STEFAN SESSLER
Ja, ein Weißbier im Biergarten für 5,30 Euro ist ein Ärgernis. Ja, eine Drei-Zimmer-Wohnung geschweige denn ein Haus ist für ein Großteil der Menschen in München und der Region unbezahlbar. Ja, das Tegernseer Tal ist an manchen Wochenenden so überlaufen wie der Markusplatz in Venedig; vom Walchensee wollen wir gar nicht erst sprechen. Ja, es gibt genug zu Schimpfen über Oberbayern. Keiner ist perfekt, auch nicht unsere Heimat.
Aber bei alledem darf man nicht vergessen, in was für einer außergewöhnlichen Region wir leben.
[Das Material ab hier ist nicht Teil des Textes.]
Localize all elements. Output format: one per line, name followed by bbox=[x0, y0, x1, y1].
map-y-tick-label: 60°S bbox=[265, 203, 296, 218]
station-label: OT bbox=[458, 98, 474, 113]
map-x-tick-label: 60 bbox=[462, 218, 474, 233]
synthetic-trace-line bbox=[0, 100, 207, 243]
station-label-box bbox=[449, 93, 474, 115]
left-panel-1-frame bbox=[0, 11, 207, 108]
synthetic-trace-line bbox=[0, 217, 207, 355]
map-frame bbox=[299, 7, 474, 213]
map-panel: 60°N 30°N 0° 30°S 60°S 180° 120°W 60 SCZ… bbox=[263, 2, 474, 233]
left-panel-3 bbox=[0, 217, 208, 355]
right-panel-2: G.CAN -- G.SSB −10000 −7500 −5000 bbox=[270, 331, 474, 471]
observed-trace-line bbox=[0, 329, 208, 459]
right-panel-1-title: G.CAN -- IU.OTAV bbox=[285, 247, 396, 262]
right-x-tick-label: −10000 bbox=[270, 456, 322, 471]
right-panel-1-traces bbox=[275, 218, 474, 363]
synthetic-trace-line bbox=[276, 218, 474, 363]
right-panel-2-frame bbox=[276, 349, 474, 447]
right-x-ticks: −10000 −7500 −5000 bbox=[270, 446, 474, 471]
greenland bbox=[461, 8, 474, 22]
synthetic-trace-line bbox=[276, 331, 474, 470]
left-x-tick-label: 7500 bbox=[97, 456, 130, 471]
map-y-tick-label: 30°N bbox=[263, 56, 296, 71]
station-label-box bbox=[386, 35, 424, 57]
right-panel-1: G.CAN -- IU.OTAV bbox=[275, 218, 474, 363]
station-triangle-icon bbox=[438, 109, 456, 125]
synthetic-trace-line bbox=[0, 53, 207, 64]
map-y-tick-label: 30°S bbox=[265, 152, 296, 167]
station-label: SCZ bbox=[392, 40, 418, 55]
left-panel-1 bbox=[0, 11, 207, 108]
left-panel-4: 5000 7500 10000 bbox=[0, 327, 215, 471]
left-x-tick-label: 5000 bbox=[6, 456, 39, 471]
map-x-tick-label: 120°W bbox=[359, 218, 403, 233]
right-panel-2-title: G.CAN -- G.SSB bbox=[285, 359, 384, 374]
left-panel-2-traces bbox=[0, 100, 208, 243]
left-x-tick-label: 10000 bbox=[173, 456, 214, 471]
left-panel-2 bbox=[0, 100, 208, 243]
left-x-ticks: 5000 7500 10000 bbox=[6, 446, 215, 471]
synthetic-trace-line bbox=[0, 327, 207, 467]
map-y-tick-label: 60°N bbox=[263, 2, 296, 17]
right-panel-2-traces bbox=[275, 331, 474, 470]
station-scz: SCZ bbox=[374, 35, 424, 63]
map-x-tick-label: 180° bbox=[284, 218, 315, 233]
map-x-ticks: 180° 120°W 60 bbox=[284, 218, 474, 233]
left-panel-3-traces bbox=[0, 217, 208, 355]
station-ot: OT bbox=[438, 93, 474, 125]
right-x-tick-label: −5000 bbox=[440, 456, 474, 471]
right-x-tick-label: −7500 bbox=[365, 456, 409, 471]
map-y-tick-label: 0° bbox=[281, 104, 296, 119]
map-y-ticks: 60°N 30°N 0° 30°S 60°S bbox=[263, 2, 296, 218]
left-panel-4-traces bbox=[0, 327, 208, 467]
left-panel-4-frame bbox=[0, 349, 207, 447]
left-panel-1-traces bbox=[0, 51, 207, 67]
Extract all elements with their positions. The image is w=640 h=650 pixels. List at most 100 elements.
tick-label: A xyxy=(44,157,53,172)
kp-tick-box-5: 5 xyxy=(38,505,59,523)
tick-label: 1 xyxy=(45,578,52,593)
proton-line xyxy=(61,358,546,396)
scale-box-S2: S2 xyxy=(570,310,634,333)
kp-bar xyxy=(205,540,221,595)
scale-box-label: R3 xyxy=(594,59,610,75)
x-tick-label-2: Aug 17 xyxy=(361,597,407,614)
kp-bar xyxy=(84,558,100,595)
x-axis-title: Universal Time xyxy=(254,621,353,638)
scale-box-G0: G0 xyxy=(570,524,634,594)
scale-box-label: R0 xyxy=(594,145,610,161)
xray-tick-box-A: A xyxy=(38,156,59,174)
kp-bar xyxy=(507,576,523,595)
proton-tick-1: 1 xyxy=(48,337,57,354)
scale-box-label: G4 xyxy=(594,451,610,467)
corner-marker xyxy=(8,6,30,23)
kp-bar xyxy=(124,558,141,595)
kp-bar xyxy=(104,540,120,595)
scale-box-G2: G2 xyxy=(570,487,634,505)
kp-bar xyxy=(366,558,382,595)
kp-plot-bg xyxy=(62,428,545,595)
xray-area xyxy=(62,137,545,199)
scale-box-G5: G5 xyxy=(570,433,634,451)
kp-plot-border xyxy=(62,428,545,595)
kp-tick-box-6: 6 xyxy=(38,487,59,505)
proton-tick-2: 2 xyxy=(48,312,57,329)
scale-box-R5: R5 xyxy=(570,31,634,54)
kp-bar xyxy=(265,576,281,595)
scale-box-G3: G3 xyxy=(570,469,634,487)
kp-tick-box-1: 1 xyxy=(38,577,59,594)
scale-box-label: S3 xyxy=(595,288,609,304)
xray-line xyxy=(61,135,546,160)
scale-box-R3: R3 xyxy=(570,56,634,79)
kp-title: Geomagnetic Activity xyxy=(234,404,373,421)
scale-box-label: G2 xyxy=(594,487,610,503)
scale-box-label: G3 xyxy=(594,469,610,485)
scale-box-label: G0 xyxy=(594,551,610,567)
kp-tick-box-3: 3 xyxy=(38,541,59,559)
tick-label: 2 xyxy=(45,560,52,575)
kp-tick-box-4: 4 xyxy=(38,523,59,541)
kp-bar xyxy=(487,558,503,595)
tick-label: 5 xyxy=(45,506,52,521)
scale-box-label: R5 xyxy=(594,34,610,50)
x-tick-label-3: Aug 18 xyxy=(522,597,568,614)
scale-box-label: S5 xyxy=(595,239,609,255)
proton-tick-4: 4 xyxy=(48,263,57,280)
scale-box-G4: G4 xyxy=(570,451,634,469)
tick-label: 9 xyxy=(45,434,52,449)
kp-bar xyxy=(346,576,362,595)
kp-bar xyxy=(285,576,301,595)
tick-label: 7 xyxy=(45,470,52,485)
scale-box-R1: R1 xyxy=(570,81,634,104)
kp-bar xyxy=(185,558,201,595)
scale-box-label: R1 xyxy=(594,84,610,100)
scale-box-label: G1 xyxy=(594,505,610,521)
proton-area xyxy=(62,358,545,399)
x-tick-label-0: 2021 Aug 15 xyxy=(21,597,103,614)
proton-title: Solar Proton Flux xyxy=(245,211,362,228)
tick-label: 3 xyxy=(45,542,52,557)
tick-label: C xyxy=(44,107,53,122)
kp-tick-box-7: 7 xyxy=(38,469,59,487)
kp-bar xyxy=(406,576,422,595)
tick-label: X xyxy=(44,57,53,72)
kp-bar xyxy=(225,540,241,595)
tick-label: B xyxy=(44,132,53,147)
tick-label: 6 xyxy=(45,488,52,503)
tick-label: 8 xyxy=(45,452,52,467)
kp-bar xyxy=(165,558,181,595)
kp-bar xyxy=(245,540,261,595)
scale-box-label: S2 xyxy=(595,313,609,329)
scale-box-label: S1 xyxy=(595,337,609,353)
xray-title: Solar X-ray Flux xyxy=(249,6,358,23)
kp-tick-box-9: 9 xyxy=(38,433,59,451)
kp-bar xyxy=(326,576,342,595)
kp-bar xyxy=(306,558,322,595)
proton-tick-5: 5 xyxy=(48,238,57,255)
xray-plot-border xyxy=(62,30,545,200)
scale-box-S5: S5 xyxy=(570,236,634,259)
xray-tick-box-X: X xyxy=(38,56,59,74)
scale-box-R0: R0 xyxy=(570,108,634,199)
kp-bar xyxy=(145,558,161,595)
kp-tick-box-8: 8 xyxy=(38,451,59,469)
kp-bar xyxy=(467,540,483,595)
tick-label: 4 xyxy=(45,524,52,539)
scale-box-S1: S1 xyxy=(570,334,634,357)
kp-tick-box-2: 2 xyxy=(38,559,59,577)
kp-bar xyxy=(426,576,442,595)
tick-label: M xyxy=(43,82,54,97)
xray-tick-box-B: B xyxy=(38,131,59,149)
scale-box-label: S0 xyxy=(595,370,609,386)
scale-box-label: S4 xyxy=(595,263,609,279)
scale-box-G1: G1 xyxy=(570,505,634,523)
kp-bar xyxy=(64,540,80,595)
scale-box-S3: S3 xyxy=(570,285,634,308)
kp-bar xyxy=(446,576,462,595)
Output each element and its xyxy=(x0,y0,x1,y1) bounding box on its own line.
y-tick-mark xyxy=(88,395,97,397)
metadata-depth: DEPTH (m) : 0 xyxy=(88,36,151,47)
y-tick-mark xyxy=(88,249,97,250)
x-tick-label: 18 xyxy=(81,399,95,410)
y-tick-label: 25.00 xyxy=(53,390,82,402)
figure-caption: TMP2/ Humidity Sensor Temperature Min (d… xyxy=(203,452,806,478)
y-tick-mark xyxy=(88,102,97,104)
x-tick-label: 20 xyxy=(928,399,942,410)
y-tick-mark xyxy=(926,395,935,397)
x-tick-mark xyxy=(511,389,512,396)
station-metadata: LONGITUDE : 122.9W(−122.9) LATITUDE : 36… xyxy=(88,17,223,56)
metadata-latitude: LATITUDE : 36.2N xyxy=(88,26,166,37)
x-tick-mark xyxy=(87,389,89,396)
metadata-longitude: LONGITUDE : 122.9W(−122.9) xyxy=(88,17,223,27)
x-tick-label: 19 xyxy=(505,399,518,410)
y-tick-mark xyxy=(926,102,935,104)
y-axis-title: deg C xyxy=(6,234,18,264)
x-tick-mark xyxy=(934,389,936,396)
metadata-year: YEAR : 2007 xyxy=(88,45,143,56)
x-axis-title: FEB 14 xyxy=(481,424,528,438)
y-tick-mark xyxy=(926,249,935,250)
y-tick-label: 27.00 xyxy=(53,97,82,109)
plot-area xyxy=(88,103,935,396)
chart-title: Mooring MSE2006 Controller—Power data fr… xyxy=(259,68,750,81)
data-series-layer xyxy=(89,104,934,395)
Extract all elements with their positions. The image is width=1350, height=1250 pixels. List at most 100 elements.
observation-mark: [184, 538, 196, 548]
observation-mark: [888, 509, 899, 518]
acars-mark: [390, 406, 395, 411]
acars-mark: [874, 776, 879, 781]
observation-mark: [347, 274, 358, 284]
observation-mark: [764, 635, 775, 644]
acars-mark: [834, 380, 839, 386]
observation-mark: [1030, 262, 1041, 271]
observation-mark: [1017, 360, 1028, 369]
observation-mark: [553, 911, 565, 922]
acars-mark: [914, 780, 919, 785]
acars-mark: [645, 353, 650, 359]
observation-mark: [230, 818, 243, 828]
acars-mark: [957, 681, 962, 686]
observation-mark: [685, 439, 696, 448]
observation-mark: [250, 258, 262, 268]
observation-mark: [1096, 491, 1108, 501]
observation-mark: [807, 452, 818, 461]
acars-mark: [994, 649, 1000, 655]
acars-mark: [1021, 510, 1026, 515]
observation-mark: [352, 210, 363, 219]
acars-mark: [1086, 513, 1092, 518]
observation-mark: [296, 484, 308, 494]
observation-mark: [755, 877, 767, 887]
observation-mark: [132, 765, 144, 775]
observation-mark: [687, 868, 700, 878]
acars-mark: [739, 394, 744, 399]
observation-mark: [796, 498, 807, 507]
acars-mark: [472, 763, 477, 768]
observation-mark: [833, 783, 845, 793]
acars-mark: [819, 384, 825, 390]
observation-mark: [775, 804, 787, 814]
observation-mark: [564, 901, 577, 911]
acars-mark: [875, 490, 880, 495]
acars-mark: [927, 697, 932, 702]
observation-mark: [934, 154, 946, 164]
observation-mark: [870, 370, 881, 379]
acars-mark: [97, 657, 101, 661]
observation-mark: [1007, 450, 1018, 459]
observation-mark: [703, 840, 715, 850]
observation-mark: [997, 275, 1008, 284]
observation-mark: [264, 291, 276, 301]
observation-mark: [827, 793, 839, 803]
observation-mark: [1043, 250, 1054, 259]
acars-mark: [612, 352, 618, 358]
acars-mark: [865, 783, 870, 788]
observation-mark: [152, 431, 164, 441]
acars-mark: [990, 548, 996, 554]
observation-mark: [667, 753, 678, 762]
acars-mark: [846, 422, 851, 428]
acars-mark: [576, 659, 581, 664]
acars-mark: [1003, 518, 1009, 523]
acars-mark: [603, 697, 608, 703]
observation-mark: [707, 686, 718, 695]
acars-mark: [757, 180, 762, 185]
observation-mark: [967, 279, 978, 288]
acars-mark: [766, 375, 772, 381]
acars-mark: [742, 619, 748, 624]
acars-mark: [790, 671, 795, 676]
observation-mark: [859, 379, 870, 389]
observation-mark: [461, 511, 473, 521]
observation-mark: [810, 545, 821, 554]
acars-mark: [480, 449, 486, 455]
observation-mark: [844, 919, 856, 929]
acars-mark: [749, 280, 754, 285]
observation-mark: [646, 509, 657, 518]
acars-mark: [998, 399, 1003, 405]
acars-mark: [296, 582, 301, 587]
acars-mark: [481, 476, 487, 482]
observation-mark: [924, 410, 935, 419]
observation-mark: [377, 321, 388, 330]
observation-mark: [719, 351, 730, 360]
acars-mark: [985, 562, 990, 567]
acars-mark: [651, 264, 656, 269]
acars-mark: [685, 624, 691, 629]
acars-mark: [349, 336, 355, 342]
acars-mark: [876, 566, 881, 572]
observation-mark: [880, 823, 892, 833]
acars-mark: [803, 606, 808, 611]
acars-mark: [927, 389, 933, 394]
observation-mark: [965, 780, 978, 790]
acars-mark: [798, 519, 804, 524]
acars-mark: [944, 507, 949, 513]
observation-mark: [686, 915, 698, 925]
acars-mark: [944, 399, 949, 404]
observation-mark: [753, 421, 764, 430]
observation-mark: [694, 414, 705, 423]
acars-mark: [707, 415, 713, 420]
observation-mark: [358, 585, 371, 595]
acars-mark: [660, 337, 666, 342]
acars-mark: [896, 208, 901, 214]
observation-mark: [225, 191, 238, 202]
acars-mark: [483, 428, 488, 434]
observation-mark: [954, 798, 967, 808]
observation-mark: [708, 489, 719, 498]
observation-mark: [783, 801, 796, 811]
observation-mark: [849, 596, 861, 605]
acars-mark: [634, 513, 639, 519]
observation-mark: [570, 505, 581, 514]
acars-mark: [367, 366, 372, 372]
Sie ist weltweit einzigartig – Hightech-Unternehmen sind hier genauso daheim wie Almbauern. Es ist sicher, aufgeräumt und vielerorts fast schon postkartenkitsch-mäßig schön. Es wird Bairisch gesprochen, aber auch Englisch, Spanisch und zum Schrecken mancher Dialektpfleger sogar Hochdeutsch. Menschen aus aller Welt zieht es ins gelobte Speckgürtel-Land – angelockt von gut bezahlten Jobs, Bergtouren am Wochenende und Bier aus international gesehen waghalsig großen Krügen. Es ist eine Gegend, in der das Leben narrisch viel Spaß machen kann.
Trotzdem darf sich dieses weiß-blaue Wunderland nicht auf seinem Ruhm ausruhen. Es ist nicht nur ein Ort für die Reichen, Studierten, die Urlauber und die Jungen. Es muss Heimat für alle bleiben. Für die Krankenschwester, den Polizisten und die Rentnerin. Dazu braucht es günstige Wohnungen, Landärzte, gut ausgebauten Nahverkehr, Kindergartenplätze, bezahlbare Energie, Digitalisierung – und Menschen mit Mut, die anpacken und Tradition in die Moderne überführen. Der Staat nicht alles regeln kann und soll.